Terremoto en Colombia: Entendiendo la Subducción y su Impacto
Este artículo explora el reciente terremoto de magnitud 7,4 que sacudió Colombia, el fenómeno de la subducción que lo provoca y la actividad sísmica en el país. A través de análisis de expertos, se detalla cómo las placas tectónicas interactúan en esta región y la importancia de la profundidad de los sismos en su potencial destructivo.
Un sismo devastador
En la mañana del lunes, a las 7:34 am, la tierra tembló nuevamente en Colombia, específicamente en la región del Chocó. Según el Servicio Geológico de Estados Unidos (USGS), el epicentro del desastre se localizó en San José del Palmar, a una profundidad de 107 km. Este terremoto resultó en más de 200 vidas perdidas y causó el colapso de edificios, además de daños significativos en ciudades cercanas como Pereira, Manizales y Cali.
Julio Fierro Morales, director general del Servicio Geológico Colombiano, destacó que este es el sismo más fuerte que se ha registrado en la última década. La actividad sísmica en este sector está estrechamente relacionada con la dinámica de las placas tectónicas y, en particular, con la placa de Nazca.
La subducción explicada
El fenómeno de la subducción ocurre cuando una placa tectónica se introduce y desliza por debajo de otra. Tal como menciona Germán Prieto, profesor en la Universidad Nacional de Colombia, el territorio colombiano se encuentra en la intersección de varias placas: Nazca, Suramericana y Caribe. La placa de Nazca, situada en el Océano Pacífico, avanza hacia el este, sumergiéndose bajo la Suramericana.
Este movimiento no debe confundirse con otros sismos recientes en Venezuela, ya que la subducción en Colombia genera un tipo de actividad sísmica diferente, siendo los temblores en Venezuela más superficiales.
El impacto de la profundidad
A pesar de su magnitud, la profundidad del terremoto o su localización puede influir enormemente en los daños causados. Sergio Barrientos, del Centro Sismológico Nacional de Chile, señala que los terremotos más profundos tienden a generar ondas menos destructivas en la superficie. Esto contrasta con eventos más superficiales, como el devastador sismo de Armenia en 1999, que, aunque de menor magnitud (6,2), supuso una tragedia con cerca de 1,200 muertes.

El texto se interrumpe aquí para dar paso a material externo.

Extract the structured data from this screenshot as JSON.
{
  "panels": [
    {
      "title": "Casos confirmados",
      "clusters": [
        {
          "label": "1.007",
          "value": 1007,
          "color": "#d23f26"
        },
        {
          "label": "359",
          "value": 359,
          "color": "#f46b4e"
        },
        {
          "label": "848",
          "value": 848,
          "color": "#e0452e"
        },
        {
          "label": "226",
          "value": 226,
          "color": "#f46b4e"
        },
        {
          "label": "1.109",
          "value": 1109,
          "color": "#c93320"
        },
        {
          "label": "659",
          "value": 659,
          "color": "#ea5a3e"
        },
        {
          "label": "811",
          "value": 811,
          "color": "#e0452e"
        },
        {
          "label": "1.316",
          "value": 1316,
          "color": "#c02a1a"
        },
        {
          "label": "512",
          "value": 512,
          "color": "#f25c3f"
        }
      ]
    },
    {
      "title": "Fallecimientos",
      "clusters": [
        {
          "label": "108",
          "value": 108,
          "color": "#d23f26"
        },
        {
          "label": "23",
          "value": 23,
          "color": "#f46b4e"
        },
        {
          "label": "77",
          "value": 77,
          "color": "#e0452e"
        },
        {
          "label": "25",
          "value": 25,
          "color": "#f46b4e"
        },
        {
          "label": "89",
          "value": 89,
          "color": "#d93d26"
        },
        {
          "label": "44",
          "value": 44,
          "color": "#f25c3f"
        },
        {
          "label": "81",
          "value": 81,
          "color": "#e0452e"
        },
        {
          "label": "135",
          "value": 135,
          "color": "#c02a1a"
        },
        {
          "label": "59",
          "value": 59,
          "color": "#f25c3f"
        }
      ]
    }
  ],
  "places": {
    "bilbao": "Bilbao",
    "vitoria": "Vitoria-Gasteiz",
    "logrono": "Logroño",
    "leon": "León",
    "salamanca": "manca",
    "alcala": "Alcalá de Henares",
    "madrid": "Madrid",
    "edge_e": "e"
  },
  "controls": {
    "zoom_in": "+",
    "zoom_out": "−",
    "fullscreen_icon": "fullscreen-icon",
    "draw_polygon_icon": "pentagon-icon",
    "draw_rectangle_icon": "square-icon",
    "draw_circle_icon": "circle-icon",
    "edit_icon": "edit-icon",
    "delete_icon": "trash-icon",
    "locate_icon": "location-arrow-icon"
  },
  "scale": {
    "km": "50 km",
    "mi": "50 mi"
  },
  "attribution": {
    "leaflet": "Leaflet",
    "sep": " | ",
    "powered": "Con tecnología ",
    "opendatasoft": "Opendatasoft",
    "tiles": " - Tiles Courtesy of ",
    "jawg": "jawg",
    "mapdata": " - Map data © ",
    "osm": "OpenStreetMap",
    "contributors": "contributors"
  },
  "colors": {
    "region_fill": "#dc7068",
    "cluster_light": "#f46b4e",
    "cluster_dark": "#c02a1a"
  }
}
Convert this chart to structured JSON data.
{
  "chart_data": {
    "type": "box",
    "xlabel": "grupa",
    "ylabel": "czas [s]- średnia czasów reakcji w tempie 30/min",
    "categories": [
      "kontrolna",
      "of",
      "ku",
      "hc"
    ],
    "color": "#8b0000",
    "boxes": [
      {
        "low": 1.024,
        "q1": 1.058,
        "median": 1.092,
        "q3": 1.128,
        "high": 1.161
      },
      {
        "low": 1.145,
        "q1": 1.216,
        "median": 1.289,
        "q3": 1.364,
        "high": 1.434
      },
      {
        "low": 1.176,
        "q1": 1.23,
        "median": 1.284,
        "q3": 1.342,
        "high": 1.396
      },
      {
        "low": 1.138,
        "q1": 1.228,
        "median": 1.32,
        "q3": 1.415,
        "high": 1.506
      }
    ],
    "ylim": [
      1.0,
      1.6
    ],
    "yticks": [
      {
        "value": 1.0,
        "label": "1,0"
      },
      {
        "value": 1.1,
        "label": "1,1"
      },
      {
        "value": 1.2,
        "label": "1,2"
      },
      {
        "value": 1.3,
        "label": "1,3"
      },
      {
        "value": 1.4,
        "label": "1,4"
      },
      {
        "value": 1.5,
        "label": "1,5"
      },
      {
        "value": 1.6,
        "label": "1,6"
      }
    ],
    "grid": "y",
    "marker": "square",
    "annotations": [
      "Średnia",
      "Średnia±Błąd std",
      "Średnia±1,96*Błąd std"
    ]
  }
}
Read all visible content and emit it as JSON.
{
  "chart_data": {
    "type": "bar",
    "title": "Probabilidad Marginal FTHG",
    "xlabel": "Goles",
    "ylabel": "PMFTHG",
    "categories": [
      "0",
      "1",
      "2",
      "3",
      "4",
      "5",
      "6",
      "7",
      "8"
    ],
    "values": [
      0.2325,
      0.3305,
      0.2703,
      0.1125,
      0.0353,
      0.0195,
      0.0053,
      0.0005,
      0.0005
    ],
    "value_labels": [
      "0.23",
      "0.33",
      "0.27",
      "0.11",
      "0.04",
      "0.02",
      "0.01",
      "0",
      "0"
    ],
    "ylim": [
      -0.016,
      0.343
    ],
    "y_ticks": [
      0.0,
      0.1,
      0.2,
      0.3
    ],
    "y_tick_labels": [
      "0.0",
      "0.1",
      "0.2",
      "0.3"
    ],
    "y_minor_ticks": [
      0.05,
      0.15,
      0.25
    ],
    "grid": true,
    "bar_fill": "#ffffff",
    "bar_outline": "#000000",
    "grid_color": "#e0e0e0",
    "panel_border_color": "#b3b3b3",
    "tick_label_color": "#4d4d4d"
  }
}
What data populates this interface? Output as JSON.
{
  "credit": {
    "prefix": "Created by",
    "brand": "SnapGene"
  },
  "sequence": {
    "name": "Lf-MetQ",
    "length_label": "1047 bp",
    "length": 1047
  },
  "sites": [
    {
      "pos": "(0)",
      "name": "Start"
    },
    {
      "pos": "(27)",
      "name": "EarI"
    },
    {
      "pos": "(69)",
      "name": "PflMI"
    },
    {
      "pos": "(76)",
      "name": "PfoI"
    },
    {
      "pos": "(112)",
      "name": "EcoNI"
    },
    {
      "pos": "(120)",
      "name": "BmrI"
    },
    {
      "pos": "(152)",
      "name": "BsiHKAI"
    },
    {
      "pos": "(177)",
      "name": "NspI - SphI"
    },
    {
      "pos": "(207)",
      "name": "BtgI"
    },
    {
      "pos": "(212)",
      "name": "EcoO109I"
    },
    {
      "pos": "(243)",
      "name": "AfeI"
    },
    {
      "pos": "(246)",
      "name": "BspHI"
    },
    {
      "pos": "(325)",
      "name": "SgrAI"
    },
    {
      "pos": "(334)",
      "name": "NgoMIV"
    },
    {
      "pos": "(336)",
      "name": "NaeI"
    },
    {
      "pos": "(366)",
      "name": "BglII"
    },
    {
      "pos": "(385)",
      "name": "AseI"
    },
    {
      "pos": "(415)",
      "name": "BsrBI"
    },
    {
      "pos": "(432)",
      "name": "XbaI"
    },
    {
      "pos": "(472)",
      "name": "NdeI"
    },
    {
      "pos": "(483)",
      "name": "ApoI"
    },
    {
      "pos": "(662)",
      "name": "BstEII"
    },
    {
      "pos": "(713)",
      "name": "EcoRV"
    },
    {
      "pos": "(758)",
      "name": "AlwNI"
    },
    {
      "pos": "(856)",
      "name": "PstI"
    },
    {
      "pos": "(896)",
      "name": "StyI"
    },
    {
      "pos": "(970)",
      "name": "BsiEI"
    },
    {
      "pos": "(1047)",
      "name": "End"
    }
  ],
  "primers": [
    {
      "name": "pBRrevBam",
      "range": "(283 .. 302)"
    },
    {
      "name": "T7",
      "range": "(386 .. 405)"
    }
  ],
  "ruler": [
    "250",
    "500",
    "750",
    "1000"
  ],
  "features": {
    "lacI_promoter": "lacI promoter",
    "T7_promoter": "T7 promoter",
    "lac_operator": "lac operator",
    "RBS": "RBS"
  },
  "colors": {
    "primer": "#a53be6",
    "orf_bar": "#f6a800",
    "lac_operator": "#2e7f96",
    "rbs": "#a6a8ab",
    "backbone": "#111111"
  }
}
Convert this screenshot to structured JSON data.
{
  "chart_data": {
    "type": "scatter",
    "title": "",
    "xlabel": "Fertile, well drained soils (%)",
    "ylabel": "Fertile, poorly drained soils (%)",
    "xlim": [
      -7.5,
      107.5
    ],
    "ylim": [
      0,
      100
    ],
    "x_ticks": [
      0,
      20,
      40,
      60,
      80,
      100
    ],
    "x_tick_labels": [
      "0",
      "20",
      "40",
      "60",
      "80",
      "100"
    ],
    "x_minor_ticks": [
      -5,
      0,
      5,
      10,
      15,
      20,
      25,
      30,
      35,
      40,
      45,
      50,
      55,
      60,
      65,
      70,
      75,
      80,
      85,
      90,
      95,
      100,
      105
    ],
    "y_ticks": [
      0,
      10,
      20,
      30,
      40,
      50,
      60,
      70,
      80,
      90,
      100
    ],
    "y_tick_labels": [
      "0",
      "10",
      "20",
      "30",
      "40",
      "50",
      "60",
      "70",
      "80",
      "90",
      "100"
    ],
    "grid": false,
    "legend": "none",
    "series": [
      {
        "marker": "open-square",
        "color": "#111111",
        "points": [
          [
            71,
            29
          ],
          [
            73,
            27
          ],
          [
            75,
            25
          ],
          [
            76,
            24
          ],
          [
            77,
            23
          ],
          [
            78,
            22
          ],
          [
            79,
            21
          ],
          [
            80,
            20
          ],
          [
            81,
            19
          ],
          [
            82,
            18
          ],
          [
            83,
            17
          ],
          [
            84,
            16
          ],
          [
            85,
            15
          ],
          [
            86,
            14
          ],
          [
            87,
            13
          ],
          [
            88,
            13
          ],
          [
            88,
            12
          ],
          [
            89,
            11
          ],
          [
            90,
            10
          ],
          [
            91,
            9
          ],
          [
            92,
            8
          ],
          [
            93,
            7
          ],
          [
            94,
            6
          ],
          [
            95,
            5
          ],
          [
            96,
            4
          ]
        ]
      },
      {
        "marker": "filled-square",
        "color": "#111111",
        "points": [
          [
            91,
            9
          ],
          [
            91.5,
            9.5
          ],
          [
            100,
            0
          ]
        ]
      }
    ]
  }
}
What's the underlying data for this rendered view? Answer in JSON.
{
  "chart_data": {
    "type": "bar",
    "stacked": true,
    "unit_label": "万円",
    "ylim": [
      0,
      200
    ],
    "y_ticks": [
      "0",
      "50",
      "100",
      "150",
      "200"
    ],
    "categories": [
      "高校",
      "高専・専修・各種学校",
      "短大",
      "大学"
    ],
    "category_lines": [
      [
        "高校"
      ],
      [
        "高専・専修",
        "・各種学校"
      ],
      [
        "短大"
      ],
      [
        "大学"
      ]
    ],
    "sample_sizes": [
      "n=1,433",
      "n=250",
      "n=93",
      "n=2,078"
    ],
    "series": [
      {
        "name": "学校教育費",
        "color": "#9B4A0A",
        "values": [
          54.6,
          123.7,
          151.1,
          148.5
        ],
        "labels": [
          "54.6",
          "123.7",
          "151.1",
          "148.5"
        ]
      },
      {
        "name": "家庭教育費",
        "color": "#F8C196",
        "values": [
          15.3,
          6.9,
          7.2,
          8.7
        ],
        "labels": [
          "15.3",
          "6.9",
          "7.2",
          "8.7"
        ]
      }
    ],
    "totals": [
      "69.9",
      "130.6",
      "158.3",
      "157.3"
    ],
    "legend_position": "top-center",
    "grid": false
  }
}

Dinámica de las placas tectónicas
La subducción de la placa de Nazca, que avanza bajo el continente a una velocidad de 55 a 60 mm por año, acumula energía y tensión que eventualmente se libera en forma de sismos. Este fenómeno está vinculado a límites de placas convergentes, donde una placa se desliza bajo otra, una situación común en diferentes partes del mundo, incluido el famoso Cinturón de Fuego del Pacífico.
Conexión con Venezuela
Feliciano de Santis, presidente de la Sociedad Venezolana de Geólogos, aclara que los terremotos en Colombia y Venezuela, aunque están relacionados por la interacción de las placas, no son directamente conectados. Cada país tiene sistemas de fallas diferentes, siendo Colombia notablemente más profundo en su actividad sísmica.
Colombia, un país en movimiento
Colombia es uno de los territorios más sísmicamente activos de América Latina, con aproximadamente 2,500 sismos al mes, la mayoría de baja magnitud. Sin embargo, la proximidad de estos temblores a áreas pobladas y la vulnerabilidad de las estructuras pueden amplificar sus efectos destructivos. Eventos históricos como el sismo de Páez en 1994, que dejó más de 800 muertes, subrayan la importancia de monitorear esta actividad sísmica.
Conclusión
El reciente terremoto en Colombia ha puesto de relieve la compleja interacción de las placas tectónicas en la región. Su magnitud y profundidad son factores clave en la comprensión de sus impactos. La historia sísmica del país revela la necesidad de una preparación constante ante estos fenómenos naturales.
- El terremoto del lunes tuvo una magnitud de 7,4 y dejó más de 200 víctimas en Colombia.
- La subducción de la placa de Nazca es la principal causa detrás de la actividad sísmica en el país.
- La profundidad del sismo influye en su potencial destructivo.
- Colombia es uno de los países más activos sísmicamente de América Latina, promediando 2,500 sismos mensuales.